Spiritual Statement
I have always been inclined to like such chanting
musicality, probably first enthused by Quintessence, some George Harrison, then
a host of others who over the past 40 years have taken on the ‘Krishna’ mantra
from its most natural [just chant] to psychedelic wrappings.
This collection from over those same years by Alice Coltrane is
therefore inherently beautiful to me, but it is also a gorgeous collection of
ensemble chanting and musical embellishment, like opener Om Rama that is bathed
in sweeping electronica, like spiraling sirens to pun a little, before moving
into solo male vocal chant, echoed by the vocal ensemble, before ending on a
heightened synth, so to speak.
Alice Coltrane leads on the second Om Shanti, a church organ
setting an ironic, though not badly so, background for her beautiful chant, a
fulsome and soulful wording. This then merges into the ensemble whole which is
simply gorgeous, again.

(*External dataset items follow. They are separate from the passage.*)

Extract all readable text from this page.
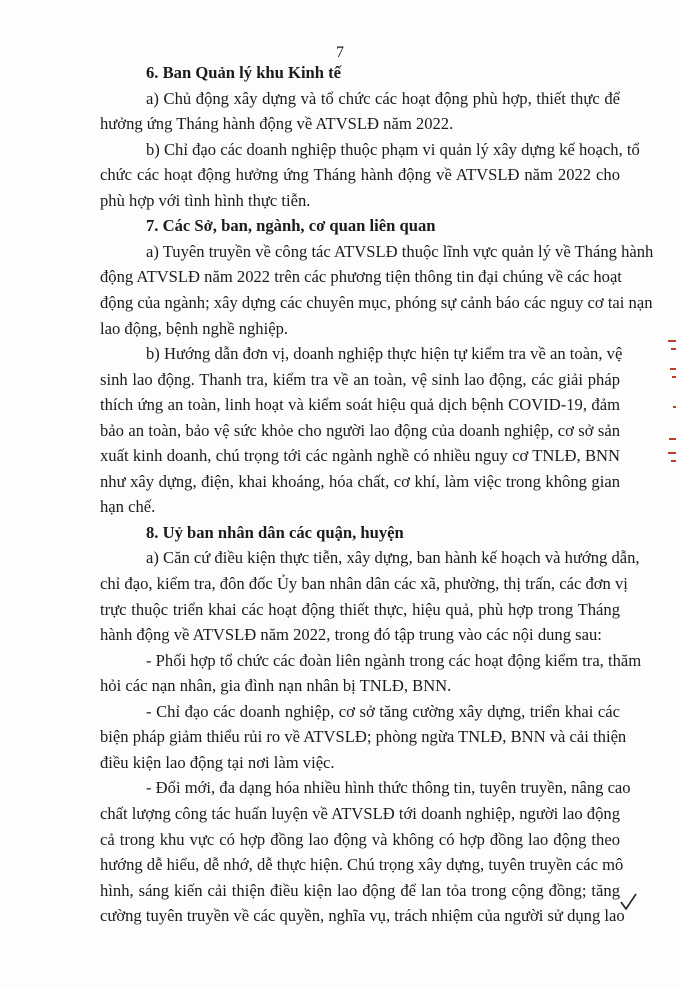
7
6. Ban Quản lý khu Kinh tế
a) Chủ động xây dựng và tổ chức các hoạt động phù hợp, thiết thực để
hưởng ứng Tháng hành động về ATVSLĐ năm 2022.
b) Chỉ đạo các doanh nghiệp thuộc phạm vi quản lý xây dựng kế hoạch, tổ
chức các hoạt động hưởng ứng Tháng hành động về ATVSLĐ năm 2022 cho
phù hợp với tình hình thực tiễn.
7. Các Sở, ban, ngành, cơ quan liên quan
a) Tuyên truyền về công tác ATVSLĐ thuộc lĩnh vực quản lý về Tháng hành
động ATVSLĐ năm 2022 trên các phương tiện thông tin đại chúng về các hoạt
động của ngành; xây dựng các chuyên mục, phóng sự cảnh báo các nguy cơ tai nạn
lao động, bệnh nghề nghiệp.
b) Hướng dẫn đơn vị, doanh nghiệp thực hiện tự kiểm tra về an toàn, vệ
sinh lao động. Thanh tra, kiểm tra về an toàn, vệ sinh lao động, các giải pháp
thích ứng an toàn, linh hoạt và kiểm soát hiệu quả dịch bệnh COVID-19, đảm
bảo an toàn, bảo vệ sức khỏe cho người lao động của doanh nghiệp, cơ sở sản
xuất kinh doanh, chú trọng tới các ngành nghề có nhiều nguy cơ TNLĐ, BNN
như xây dựng, điện, khai khoáng, hóa chất, cơ khí, làm việc trong không gian
hạn chế.
8. Uỷ ban nhân dân các quận, huyện
a) Căn cứ điều kiện thực tiễn, xây dựng, ban hành kế hoạch và hướng dẫn,
chỉ đạo, kiểm tra, đôn đốc Ủy ban nhân dân các xã, phường, thị trấn, các đơn vị
trực thuộc triển khai các hoạt động thiết thực, hiệu quả, phù hợp trong Tháng
hành động về ATVSLĐ năm 2022, trong đó tập trung vào các nội dung sau:
- Phối hợp tổ chức các đoàn liên ngành trong các hoạt động kiểm tra, thăm
hỏi các nạn nhân, gia đình nạn nhân bị TNLĐ, BNN.
- Chỉ đạo các doanh nghiệp, cơ sở tăng cường xây dựng, triển khai các
biện pháp giảm thiểu rủi ro về ATVSLĐ; phòng ngừa TNLĐ, BNN và cải thiện
điều kiện lao động tại nơi làm việc.
- Đổi mới, đa dạng hóa nhiều hình thức thông tin, tuyên truyền, nâng cao
chất lượng công tác huấn luyện về ATVSLĐ tới doanh nghiệp, người lao động
cả trong khu vực có hợp đồng lao động và không có hợp đồng lao động theo
hướng dễ hiểu, dễ nhớ, dễ thực hiện. Chú trọng xây dựng, tuyên truyền các mô
hình, sáng kiến cải thiện điều kiện lao động để lan tỏa trong cộng đồng; tăng
cường tuyên truyền về các quyền, nghĩa vụ, trách nhiệm của người sử dụng lao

Third Rama Rama is similarly sweet with more
orchestration and sitar with synth running the focal strain; fourth Rama Guru
returns to an ensemble, with handclaps, setting. It is the mix of ‘studio’ and ‘live’
sounds that give variation, though it is all naturally set, naturally.
Further chants have a more distant sound, but the whole is
exquisite and conveys such a wonderful sense of joyous community delivered
through faith and music, a spiritual state of seemingly fundamental innocence as
opposed to the fundamentalist proclivities elsewhere in our world today.